Among the reported cases, one notable incident involved a $6.5 million phishing theft in September, which utilized a malicious Permit signature. This indicates that Permit and Permit2 approvals remain particularly effective tools for cybercriminals. Overall, attacks based on Permit signatures accounted for 38% of losses in incidents where losses exceeded $1 million.
Additionally, 2025 witnessed the emergence of a new attack vector involving EIP-7702–based malicious signatures. Following Ethereum”s Pectra upgrade, these signatures allowed attackers to exploit account abstraction by bundling multiple harmful actions into a single user signature. Two significant EIP-7702 incidents in August led to losses of $2.54 million, showcasing the rapid adaptation of attackers to protocol-level modifications.
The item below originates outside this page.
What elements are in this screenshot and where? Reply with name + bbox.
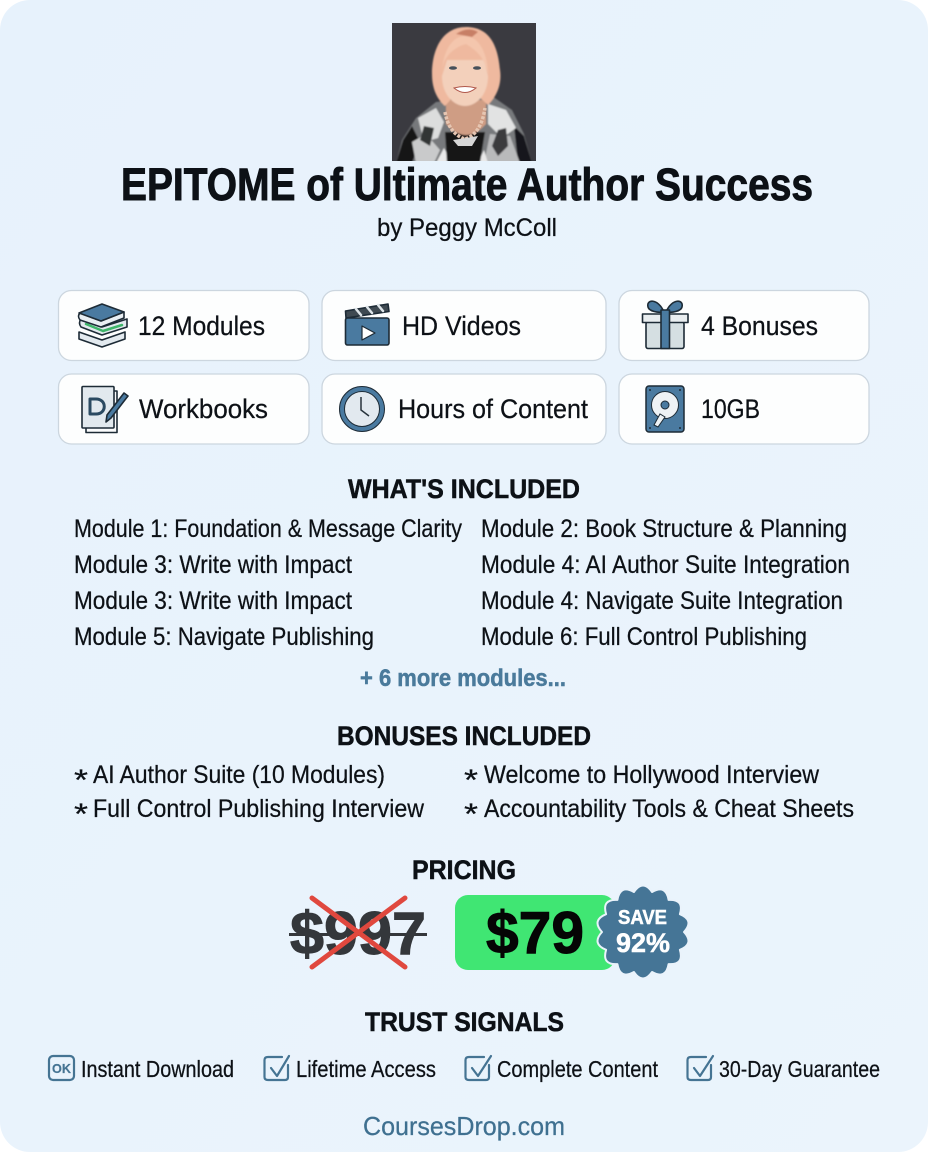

Interestingly, the report noted a decline in large-scale phishing incidents, with only 11 cases surpassing $1 million in losses for 2025, down from 30 in 2024. However, attackers are increasingly favoring lower-value, higher-volume strategies. The average loss per victim decreased to $790, suggesting a shift towards broader, retail-focused campaigns rather than isolated, high-profile thefts. The report concluded by emphasizing that the drainer ecosystem remains active, with new drainers emerging to replace those that exit the scene.
In related news, crypto hack losses also fell sharply, with a report indicating that losses from hacks and cybersecurity breaches dropped to approximately $76 million in December, down 60% from November”s $194.2 million.